“那我府上,有超过六成的侍女喜欢我,你吃醋吗?”随后,他云淡风轻地看向我,嘴角微微上翘。

    “啊?”对方突如其来的话语叫我不禁为之一怔,一时间唯有一头雾水地盯着他瞧。

    “不是你命我府上的丫鬟做的调查吗?”他好整以暇地反问,面不改色心不跳,“她不敢来见你,我便代为转达了。”

    他这一说,令我茅塞顿开。

    的确是有过这么回事……可是……

    “你怎么会知道这件事情的?”我干笑着询问。

    “若要人不知,除非己朴为。”他轻笑着回答。

    “用不用说得这么严重……”我不以为然地撇了撇嘴,小声嘟囔起来,“我又没有恶意的,无非是小惩大诫罢了,免得今后你府里的人,仗着你这个主人宽宏大量,越来越会嚼舌根……”

    “……”他但笑不语。

    “不许笑……”我故意瞪他一眼,“我当这个恶人还不是为了你……好吧,是为了我们两个好。你是受益者,不准笑。”

    “好,我不笑了。”他从善如流,这就敛起了笑意。

    我撅了撅嘴,以示不满。

    等一下……

    “你刚才说,你府上有六成的侍女喜欢你?”回过神来的我盯着他问。

    “嗯。

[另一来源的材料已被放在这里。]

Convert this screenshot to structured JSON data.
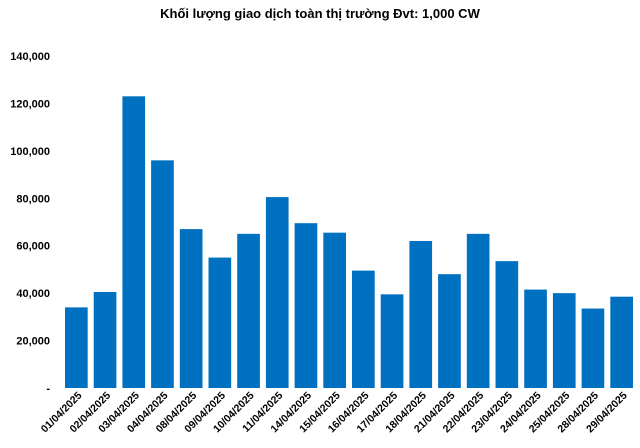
{
  "chart_data": {
    "type": "bar",
    "title": "Khối lượng giao dịch toàn thị trường Đvt: 1,000 CW",
    "xlabel": "",
    "ylabel": "",
    "ylim": [
      0,
      140000
    ],
    "y_ticks": [
      0,
      20000,
      40000,
      60000,
      80000,
      100000,
      120000,
      140000
    ],
    "y_tick_labels": [
      "-",
      "20,000",
      "40,000",
      "60,000",
      "80,000",
      "100,000",
      "120,000",
      "140,000"
    ],
    "grid": false,
    "legend": "none",
    "bar_color": "#0070C0",
    "categories": [
      "01/04/2025",
      "02/04/2025",
      "03/04/2025",
      "04/04/2025",
      "08/04/2025",
      "09/04/2025",
      "10/04/2025",
      "11/04/2025",
      "14/04/2025",
      "15/04/2025",
      "16/04/2025",
      "17/04/2025",
      "18/04/2025",
      "21/04/2025",
      "22/04/2025",
      "23/04/2025",
      "24/04/2025",
      "25/04/2025",
      "28/04/2025",
      "29/04/2025"
    ],
    "values": [
      34000,
      40500,
      123000,
      96000,
      67000,
      55000,
      65000,
      80500,
      69500,
      65500,
      49500,
      39500,
      62000,
      48000,
      65000,
      53500,
      41500,
      40000,
      33500,
      38500
    ]
  }
}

”他若无其事地点点头。

    我要不要考虑帮他换一批人?

    “吃醋了?”他冷不防又扬起了唇角。

    “才没有。”我压下了心里的自我吐槽,挑眉泰然自若地否认,“这只能证明,我很有眼光。”我倏尔眸光一转,笑容可掬地注目于身侧之人,就差伸手拍一拍他的肩膀了,“当然,你也很有眼光。”

    他哑然失笑,对我的说笑想必早已习以为常。

    我扬着嘴角抿着双唇,安静地移开了目光。

    良久,我遣散了笑意,呼出一口气,喃喃道:“他们都走了。”

    那些曾经在我的生命中留下浓墨重彩的人们,有的活着离开,有的以死离世。

    不过是短短两年多的时光,我竟已饱尝了人生的悲欢离合。

    这时,辰灵一语不发地起身,缓步来到我的跟前,不紧不慢地蹲下了身子。

    “还有我在。”他伸出双臂,温柔地握住了我的手。

    我莞尔一笑,随即让他站起身来。

    待他不明就里地照办后,我蓦地抱住了他的腰身,埋首在他的腹部。

    “是啊,你还在。”

    只要你仍然陪在我的身边,我就能坚强、勇敢地活下去。

    当天晚上,我终于下定决心,履行我拖延了许久的诺言。

    我从来也不想放弃自己的生命,如果可以,能多争取一天,我也会不遗余力。

    因此,我翻出了皇城遇刺前筛选出的名单,挑选了一名我认为最合适的太医,趁着夜色,秘密将其召至御书房。

    我并没有同他谈论我体内的奇毒,而是直接命他替我把脉,同时观察他的神情。

    年过半百的男子并没有让我失望,凝神诊脉片刻后,他渐渐皱起了眉头,露出难以置信的神色。像是无法相信自身的诊断一般,他缩了缩手,又放了回去,再次集中了精神。

    过了一会儿,男子的脸上流露出显而易见的慌乱,他仓皇失措地抬起头来注视着我,却偏偏对上了我面无表情的容颜,令他无从判断我心中所想。

    “皇上……”终于,他承受不住巨大的压力,一下子跪倒在我的跟前,脑门死死地贴在地面上,连身子似乎都微微地颤抖起来。

    第二百一十五章 以死离世

    “做什么?”我略抬高了下巴,面沉如水。

    “臣……微臣……”他战战兢兢地说着,却说不出一句完整的话来。

    “你诊出了什么,据实以告便是,慌什么?”早就心里有底的我不动声色地吩咐道。

    “微臣……微臣……”他仍是埋低了脑袋,不敢与我对视。

    “朕知道你是‘微臣’,但你更是一个大夫。”我顿了顿,意图安抚他忐忑不安的情绪,“说你该说的话,朕不会降罪于你。”

    “启、启禀皇上,您的体内……似乎中有奇毒。”

    不是“似乎”,是“肯定”。

    “可是……可是这两种剧毒,按理说……按理说应该……会让中毒者……当场毙命才是。”他终于鼓足了前所未有的勇气,拼死道出了一个我业已知晓的事实。

    “所以呢?”我气定神闲地问。

    “所、所以……微臣大胆猜测……兴许……是两毒相克,反倒助皇上……保、保住了性命……”他磕磕巴巴地说着自己的推测,额头上已沁出了一层薄薄的冷汗。